In case you can’t tell, some people take caching seriously. Some set goals, such as to find one cache a day for 365 days (or 366, as local cacher Craig Oakford, hider of a Leap Day cache, is quick to point out). Others try to find a cache in every state or to find every one of the 81 combinations of cache rankings on a half-point scale of 1-5 for difficulty (how hard it is to find) and terrain (how hard it is to get to) or to be the first to find a cache (“FTF” in geocache parlance).
Others are just into racking up the big numbers. Elin Carlson, a Northridge-based opera singer with more than 27,000 finds to her credit (she is ranked 24th in the world for number of finds — down from No. 3, she says, because work interfered), says L.A. is especially good for caching. “You find more geocaches in places where there’s good weather,” Carlson says. “Geocaching in the snow is really, really hard.”
I had never heard of the phenomenon until my friend, actress Lili Taylor, showed me the app on her phone. She says she loves it, “because anywhere you go in the world you might find a geocache. It’s a great way to get outside, a fun thing to do with kids and friends. When I find the geocache and look at the log I have a deeper sense of sharing the world with others.”
I downloaded the CacheSense app for my Blackberry. Now whenever I’m stuck somewhere, I hit “nearest caches” and marvel at how many are within a few blocks. I’ve found three geocaches in three states: a magnetized capsule hidden under a railing overlooking the East River in New York City; a Tupperware container of trinkets in a stone wall by a lighthouse in Kauai, Hawaii; and a virtual cache at Los Angeles’ Avila Adobe.

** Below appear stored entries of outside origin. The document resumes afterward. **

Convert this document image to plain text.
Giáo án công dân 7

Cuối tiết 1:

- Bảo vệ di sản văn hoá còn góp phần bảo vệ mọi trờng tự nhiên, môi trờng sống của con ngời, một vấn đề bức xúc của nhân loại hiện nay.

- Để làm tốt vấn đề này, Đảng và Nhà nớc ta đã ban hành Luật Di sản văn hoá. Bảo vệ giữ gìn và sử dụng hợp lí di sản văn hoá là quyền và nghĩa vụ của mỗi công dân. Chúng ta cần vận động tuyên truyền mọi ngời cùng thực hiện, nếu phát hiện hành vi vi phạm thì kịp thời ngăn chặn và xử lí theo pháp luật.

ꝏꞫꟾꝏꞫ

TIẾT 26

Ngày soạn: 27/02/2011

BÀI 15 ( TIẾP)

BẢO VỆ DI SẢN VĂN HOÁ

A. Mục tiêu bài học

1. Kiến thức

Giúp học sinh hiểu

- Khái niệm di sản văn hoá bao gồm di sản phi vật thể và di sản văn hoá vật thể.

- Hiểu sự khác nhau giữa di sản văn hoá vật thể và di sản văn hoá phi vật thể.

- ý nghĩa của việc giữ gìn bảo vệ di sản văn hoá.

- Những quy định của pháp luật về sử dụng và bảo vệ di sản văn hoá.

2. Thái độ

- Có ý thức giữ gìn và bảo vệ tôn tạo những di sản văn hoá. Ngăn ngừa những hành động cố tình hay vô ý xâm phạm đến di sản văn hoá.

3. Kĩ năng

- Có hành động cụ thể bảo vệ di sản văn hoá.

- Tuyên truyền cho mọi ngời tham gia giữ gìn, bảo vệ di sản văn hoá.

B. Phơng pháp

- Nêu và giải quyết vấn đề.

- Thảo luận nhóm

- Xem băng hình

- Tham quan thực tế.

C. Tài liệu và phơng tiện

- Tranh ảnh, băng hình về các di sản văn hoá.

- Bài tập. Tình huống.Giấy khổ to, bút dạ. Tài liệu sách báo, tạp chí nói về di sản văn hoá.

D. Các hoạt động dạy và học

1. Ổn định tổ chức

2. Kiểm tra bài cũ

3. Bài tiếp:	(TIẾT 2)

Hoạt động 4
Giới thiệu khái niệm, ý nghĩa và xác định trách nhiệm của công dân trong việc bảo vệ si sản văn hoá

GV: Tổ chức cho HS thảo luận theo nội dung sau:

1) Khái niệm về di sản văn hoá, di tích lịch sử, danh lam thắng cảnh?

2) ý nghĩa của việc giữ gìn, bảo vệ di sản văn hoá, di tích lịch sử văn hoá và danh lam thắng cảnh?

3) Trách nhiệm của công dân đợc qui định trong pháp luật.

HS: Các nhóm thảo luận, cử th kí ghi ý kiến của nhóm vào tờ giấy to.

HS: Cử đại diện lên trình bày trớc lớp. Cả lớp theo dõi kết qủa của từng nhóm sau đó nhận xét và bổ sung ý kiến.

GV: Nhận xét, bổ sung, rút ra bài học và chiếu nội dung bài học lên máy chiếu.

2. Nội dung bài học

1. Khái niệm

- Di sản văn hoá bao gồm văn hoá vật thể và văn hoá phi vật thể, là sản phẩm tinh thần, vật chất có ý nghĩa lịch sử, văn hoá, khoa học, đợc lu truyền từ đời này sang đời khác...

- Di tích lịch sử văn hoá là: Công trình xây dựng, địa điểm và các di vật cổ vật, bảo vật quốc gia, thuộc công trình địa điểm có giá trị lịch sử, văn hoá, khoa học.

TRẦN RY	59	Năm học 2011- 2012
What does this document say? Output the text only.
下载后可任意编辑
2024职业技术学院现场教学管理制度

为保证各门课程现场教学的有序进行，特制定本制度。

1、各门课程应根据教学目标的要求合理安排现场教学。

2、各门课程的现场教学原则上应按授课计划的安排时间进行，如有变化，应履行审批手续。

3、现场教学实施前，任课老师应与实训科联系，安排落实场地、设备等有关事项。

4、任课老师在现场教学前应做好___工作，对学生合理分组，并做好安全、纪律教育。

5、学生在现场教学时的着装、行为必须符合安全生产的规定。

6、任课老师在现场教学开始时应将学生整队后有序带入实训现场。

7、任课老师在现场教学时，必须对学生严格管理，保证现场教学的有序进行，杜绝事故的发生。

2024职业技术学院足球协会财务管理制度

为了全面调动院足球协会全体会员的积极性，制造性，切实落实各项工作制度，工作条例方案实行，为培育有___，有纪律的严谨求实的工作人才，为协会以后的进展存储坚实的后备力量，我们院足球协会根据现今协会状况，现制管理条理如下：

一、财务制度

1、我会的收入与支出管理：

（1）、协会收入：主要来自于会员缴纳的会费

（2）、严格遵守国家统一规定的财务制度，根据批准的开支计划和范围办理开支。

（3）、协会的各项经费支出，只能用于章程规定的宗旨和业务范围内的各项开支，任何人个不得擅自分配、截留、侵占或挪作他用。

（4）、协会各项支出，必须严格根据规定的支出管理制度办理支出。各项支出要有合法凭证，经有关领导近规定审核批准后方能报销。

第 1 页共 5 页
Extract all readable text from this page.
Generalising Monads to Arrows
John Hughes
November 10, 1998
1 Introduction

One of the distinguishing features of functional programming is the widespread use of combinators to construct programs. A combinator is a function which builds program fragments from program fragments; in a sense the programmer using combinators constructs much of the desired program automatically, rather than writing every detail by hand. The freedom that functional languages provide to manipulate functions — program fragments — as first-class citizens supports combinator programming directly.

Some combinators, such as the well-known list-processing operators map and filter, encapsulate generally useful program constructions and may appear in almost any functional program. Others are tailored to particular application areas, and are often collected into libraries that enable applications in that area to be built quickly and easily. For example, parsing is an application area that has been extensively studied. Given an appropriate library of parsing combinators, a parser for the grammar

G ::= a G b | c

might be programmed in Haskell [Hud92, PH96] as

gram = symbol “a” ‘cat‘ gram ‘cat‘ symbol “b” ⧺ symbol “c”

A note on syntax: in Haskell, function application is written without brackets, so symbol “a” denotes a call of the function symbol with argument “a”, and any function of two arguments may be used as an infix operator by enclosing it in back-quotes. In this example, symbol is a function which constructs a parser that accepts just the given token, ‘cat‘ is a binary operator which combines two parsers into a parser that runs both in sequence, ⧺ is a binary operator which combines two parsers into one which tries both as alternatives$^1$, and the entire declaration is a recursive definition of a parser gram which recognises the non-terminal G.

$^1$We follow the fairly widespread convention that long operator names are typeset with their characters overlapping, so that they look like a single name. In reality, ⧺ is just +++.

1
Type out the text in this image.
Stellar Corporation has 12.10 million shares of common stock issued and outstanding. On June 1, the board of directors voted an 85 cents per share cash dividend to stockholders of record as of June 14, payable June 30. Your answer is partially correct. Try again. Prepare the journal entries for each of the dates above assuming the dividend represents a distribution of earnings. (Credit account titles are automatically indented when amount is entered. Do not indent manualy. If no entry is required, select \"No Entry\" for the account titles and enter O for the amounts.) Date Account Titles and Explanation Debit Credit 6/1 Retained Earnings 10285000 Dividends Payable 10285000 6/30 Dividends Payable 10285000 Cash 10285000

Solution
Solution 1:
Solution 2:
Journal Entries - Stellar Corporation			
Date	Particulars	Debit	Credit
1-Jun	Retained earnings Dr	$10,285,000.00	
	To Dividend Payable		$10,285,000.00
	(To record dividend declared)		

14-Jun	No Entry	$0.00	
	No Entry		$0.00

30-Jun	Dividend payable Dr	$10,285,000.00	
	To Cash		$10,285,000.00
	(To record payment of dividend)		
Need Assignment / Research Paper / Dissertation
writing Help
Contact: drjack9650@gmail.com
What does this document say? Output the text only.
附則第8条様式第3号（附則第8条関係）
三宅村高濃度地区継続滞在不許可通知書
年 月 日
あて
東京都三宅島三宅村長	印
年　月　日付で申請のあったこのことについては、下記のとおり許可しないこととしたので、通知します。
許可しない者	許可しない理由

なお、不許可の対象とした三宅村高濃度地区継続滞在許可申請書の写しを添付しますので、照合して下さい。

And I have tried and failed to find many others. I lack traits that cachers say are necessary: patience, persistence and a good sense of direction — also, indifference to appearances. When I was trolling around Philippe’s and Griffith Park, I imagined that passersby — “muggles,” as they are geekily called on the Geocaching.com message boards — merely saw a terrible parent. My 5-year-old son spent one L.A. search whining that he needed a straw for his Olvera Street snow cone and another picking up empty liquor bottles in the woods, saying, “Is this it?”
Taking my son to stare at a parking lot fence for 10 solid minutes trying to spot a film canister felt like a low for me as a mother. Taylor sympathetically said she’d once bored her toddler daughter literally to tears while “searching on my hands and knees for what was supposedly the easiest cache.” Still stumped, she dropped her daughter off with her husband and went back out to search some more. And …?
“Never found it.”
I never found the one at Griffith Park, either. When I later asked the cache hider where it was, he said it was an easy “lamppost cache” in the picnic area. My son and I had trekked up a steep hill in the opposite direction and explored the forest for a solid hour. While there, we marveled over a tree with lightning scars, saw an amazing view of the city and even locked eyes with a coyote.
This, I realized in that moment, is my kind of game: even in losing, you win.